With that gigantic dark shape moving around in the water below, I confess I was pretty nervous! No, we did not cavort, the humpback mum and her humpback calf decided they weren’t in a playful move, and, in the blink of an eye, one of the world’s largest animals simply sank down to the watery depths and disappeared.
Recently, I chatted with Carmen Ellis of Majestic Whale Encounters, for the Traveller section of the Sydney Morning Herald/The Age newspapers. She says that if they don’t want to play, whales just don’t hang around. Drawing on her experience running whale swimming tours in Tonga, French Polynesia and Norway Carmen says, “If they don’t want to be there, they just turn their pectoral fin and, within seconds, they can be gone.”
However, every experience is amazing, she has had bumbling calves simply bump into her (the calves totally ignoring each country’s exclusion rule that applies about swimming with wild animals), and says that even sub-adults and dolphins are such curious creatures, they will interact with swimmers.

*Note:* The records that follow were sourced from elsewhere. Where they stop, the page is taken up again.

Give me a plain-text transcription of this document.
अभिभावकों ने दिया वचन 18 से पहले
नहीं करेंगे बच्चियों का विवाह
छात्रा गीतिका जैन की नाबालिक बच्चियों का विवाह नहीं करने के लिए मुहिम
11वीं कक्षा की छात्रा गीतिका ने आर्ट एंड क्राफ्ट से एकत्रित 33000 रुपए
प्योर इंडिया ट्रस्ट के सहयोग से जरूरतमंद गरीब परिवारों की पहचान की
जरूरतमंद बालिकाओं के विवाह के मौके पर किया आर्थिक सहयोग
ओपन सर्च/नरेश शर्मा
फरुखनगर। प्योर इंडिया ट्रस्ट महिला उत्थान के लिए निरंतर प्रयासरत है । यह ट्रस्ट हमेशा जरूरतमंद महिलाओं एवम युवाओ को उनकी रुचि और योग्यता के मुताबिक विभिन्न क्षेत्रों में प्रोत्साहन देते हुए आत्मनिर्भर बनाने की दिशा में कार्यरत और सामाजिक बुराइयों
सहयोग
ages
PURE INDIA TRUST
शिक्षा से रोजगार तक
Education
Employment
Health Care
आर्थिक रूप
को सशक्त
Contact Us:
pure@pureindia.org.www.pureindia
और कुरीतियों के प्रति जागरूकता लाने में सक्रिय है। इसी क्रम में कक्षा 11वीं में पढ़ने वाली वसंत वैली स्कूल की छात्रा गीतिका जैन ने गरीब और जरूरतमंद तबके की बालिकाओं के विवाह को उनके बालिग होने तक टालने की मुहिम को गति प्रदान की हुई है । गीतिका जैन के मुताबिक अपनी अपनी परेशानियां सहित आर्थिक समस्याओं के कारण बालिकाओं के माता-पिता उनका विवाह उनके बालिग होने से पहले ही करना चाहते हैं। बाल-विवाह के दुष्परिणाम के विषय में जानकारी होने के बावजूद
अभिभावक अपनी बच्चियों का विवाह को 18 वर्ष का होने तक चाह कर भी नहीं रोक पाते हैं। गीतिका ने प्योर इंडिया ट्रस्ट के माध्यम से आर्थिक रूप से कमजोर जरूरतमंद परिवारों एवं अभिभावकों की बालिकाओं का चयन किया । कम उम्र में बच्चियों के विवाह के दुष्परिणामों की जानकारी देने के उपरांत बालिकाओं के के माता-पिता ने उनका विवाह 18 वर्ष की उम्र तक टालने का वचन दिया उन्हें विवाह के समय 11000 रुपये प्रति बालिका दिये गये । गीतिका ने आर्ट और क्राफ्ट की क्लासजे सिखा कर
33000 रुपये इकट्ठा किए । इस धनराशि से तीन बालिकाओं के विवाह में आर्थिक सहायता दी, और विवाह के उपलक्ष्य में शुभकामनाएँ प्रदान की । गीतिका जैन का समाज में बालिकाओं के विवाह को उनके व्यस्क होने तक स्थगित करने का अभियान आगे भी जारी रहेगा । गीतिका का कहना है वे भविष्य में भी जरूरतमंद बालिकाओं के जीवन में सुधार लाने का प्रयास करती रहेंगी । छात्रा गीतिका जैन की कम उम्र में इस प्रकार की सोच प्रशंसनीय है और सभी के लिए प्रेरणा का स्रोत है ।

She has swum with orcas in Norway and pilot and humpback whales in Tahiti, where she’s also seen the unusual Reeso dolphins, while in Tonga, she has spotted the false killer whales (which are the same dark grey as an orca, but without the white patches), and lots of stingrays, sharks and turtles all round.
Her company’s next tour destination is Sri Lanka, swimming with blue whales. “We’re not the first, years ago, there was an industry shut down because it wasn’t being respectful to whales, but a new industry is developing in the country’s north, in Trincomalee.”